Tuesday, May 14, 2013

Sorting Large Objects


As far as I know, the standard sort, is partially implemented with a merge-sort algorithm which has a O(n log(n)) worst case running time. Quick-sort is also inexpensive with an average running time of O(n log(n)). There is an important detail to remember when sorting large objects: 'std::swap' is called allot for both merge-sort and quick-sort. Below, is a possible implementation of quick-sort. Note the use of "std::swap" in the partition function.

template <class ForwardIterator, typename _Compare>
void __quick_sort(ForwardIterator first, ForwardIterator last, _Compare __comp)
{
    if (std::distance(first, last) <= 1) return;

    ForwardIterator mid = __partition(first, last, __comp);
    ForwardIterator first1 = first;
    ForwardIterator last1 = mid;
    ForwardIterator first2 = mid;
    ForwardIterator last2 = last;
    std::advance(first2, 1);    

    __quick_sort(first1, last1, __comp);
    __quick_sort(first2, last2, __comp);
}

template <class ForwardIterator, typename _Compare>
ForwardIterator __partition(
       ForwardIterator first, ForwardIterator last, _Compare __comp)
{
    ForwardIterator pivot = first;  // randomly choose pivot
    auto idx = rand() % std::distance(first, last);
    std::advance(pivot, idx);
    std::swap(*pivot, *first);
    pivot = first;
    
    ForwardIterator i = first;
    ForwardIterator j = first;
    std::advance(i, 1);
    std::advance(j, 1);
    ForwardIterator i_prev=i;
    for ( ;j!=last; ++j) {
        if (__comp(*j, *pivot)) {
            i_prev = i;
            std::swap(*j, *i);
            std::advance(i, 1);
        }
    }
    std::swap(*pivot, *i_prev);
    return i_prev;
}

Each call to 'std::swap' can potentially mean three copies. This can make sorting large objects stored by value an expensive task. See the std::swap function below.

template <typename T>
void swap( T& x, T& y )
{
    T tmp( std::move(x) ); // a hint to use move constructor
    x = std::move(y);
    y = std::move(tmp);
}

The compiler will use the move constructor (or move assignment) if possible and default to the copy constructor otherwise. For example, if class T does not have a move constructor the copy constructor is used. According to my measurements, copying large objects log n times adds at least 2 orders of overhead to the sorting algorithm. I compared sorting large objects by value against sorting large objects by pointer. Swapping pointers is done in constant time. No move or copy constructors are called. When you do not want to deal with raw pointers, you can use std::unique_ptr which provides similar results to ordinary pointers (std::swap is overloaded for unique_ptr).
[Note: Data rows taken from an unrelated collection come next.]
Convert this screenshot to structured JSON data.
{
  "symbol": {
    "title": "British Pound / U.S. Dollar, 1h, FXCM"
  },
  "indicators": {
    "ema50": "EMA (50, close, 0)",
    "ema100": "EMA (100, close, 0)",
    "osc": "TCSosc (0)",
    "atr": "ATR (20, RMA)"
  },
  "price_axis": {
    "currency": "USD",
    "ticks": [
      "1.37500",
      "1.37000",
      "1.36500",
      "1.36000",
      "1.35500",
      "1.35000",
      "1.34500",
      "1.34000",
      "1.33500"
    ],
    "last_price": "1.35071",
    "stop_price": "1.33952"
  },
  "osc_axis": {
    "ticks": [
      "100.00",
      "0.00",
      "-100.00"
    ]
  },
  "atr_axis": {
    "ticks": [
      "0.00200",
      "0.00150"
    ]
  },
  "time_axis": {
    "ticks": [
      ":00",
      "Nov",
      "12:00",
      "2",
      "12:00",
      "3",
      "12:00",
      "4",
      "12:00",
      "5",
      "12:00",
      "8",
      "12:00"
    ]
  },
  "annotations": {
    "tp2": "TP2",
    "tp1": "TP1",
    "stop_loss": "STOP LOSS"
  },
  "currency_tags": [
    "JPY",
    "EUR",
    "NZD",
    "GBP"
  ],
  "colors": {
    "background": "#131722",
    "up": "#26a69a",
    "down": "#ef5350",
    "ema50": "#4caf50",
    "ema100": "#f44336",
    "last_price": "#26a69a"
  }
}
        by ptr       :         2155  us  
        by unique_ptr:         2732  us  
        by value     :       791678  us     

Below, you can see the "large object" and the test. The large object is implemented in terms of an array which does not have a move constructor and therefore is copied when std::swap is called.

struct LargeArrayObject {
    LargeArrayObject(int id) : id(id) {}
    int id;
    std::array<int,10000> array;
};

std::vector<LargeArrayObject> byval;
std::vector<LargeArrayObject*> byptr;
std::vector<unique_ptr<LargeArrayObject>> byuniqptr;

for (int i = 0; i < 10000; ++i) {
   int id = rand() % 100000;
   byval.push_back(LargeArrayObject(id));
   byptr.push_back(new LargeArrayObject(id));
   byuniqptr.push_back(unique_ptr<T>(new LargeArrayObject(id)));
}

auto start = std::chrono::high_resolution_clock::now();
quick_sort(byval.begin(), byval.end(), [](const T& a, const T& b) {
   return a.id<b.id; });
//quick_sort(byptr.begin(), byptr.end(), [](const T* a, const T* b) {
//   return a->id<b->id;});
auto end = std::chrono::high_resolution_clock::now();
auto elapsed = end - start;

An alternative to using pointers for speeding-up swap operations is to implement the large object class in terms of dynamic memory allocation, effectively making it a small object. One could use a std::vector instead of the std::array:

struct LargeVectorObject {
    LargeVectorObject(int id) : id(id), array(10000, 0) {}
    int id;

    // Swap exchanges the elements between two vectors in constant time.
    std::vector<int> array;
};

Below, you can see the measurements I made using LargeVectorObject instead of LargeArrayObject:


        by ptr       :                2155  us  
        by unique_ptr:                2732  us  
        by value     :                1500  us